“Nor drink, nor gamble.”

“Perhaps you swear,” suggested Hebe, with elaborate mischievousness. “One must have some vices.”

“I don’t agree with you,” snapped Lady Denby, relieved to find that they had almost reached the door.

“Well, what do you do, then?” queried Hebe, in a tone that was louder than was at all necessary.

Lady Denby stepped into the vestibule. In a space momentarily cleared, she turned and faced her tormentor.

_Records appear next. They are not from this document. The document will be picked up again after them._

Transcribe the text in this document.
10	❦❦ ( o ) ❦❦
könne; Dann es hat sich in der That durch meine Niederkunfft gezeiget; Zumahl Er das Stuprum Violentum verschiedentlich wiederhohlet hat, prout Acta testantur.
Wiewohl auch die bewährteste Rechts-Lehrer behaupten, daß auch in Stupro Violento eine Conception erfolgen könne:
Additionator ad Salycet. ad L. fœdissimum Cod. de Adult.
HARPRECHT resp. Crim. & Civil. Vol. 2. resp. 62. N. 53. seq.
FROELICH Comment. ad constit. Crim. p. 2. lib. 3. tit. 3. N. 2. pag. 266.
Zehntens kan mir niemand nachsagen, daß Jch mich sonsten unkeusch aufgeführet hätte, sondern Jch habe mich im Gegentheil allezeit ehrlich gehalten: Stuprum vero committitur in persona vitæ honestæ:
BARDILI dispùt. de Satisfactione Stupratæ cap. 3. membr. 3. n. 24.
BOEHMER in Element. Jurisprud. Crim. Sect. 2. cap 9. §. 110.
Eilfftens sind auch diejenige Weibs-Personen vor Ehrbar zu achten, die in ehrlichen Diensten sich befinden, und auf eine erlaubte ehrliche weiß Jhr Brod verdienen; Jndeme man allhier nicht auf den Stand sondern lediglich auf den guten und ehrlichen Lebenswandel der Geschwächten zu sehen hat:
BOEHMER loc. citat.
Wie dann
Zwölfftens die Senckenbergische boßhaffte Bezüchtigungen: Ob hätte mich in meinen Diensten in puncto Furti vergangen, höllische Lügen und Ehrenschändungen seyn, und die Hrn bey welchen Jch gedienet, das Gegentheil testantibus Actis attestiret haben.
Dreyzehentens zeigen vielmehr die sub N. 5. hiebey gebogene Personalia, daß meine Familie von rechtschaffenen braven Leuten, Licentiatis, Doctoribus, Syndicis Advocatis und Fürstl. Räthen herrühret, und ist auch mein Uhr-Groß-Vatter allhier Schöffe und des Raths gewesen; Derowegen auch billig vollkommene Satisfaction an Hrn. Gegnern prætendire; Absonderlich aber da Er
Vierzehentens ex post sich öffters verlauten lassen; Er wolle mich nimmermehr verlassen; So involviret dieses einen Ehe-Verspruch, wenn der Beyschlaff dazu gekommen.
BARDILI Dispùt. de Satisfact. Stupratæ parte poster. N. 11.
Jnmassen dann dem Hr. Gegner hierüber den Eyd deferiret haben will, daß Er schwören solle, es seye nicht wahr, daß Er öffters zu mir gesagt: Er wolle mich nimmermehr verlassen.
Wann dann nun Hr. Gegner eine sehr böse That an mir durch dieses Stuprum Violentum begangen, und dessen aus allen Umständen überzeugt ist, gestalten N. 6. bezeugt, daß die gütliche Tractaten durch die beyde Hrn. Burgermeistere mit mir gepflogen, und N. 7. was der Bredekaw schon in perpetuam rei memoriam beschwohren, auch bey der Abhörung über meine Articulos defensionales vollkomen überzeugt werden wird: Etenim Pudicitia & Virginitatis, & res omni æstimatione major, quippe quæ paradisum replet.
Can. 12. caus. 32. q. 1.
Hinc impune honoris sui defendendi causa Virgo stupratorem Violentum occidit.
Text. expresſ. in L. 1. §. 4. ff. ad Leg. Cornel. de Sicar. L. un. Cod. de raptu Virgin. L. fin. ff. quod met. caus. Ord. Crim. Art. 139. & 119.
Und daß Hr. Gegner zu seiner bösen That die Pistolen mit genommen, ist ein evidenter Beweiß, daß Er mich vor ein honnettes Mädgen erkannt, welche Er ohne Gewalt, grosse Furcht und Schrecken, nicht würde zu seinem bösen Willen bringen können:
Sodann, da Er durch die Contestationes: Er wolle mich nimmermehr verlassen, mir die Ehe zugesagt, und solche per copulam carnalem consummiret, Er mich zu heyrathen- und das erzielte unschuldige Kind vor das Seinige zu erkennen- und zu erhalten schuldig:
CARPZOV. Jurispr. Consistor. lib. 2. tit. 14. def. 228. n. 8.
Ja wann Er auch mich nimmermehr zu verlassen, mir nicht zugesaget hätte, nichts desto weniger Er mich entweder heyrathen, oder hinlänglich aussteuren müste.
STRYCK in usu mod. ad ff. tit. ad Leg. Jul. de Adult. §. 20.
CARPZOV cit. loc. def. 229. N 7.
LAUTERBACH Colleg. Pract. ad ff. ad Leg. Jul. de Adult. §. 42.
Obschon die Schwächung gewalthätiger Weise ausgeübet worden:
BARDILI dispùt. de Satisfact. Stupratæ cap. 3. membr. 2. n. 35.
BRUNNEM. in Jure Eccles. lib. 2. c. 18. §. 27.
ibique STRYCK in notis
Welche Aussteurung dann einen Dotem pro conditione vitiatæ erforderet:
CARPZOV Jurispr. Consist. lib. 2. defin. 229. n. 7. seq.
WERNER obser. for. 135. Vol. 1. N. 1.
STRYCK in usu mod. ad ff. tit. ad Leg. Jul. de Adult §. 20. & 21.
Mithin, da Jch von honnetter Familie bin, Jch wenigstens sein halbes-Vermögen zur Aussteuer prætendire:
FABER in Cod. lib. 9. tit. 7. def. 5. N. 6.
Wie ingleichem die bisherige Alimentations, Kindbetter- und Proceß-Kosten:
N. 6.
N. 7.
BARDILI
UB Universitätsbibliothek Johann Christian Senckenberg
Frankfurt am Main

“What do I do?” she repeated. “I mind my own business . . . wear untransparent petticoats, and . . . sleep in my own husband’s bed!”

CHAPTER 26.

Dilling had refused to go to the wedding. Work was his excuse. He intended to clear up the accumulation of departmental business that lay massed in an orderly disarray upon his desk.

But he didn’t work. Each attempt proved to be a failure. He was conscious of fatigue—or, if not precisely that—of the ennui one feels when work is universally suspended, as on a rainy, dispiriting holiday.

The outer office was hushed and empty. That Azalea’s absence could so utterly bereave the atmosphere, struck him as preposterous, an incomprehensible thing. He struggled against it, but without success. He was lapped about by a feeling of isolation, of stark desolation. Staring at Azalea’s vacant chair, it seemed as if he stood in the midst of a dead and frozen world. With an effort at pulling himself together, he closed the door and returned to his position by the window.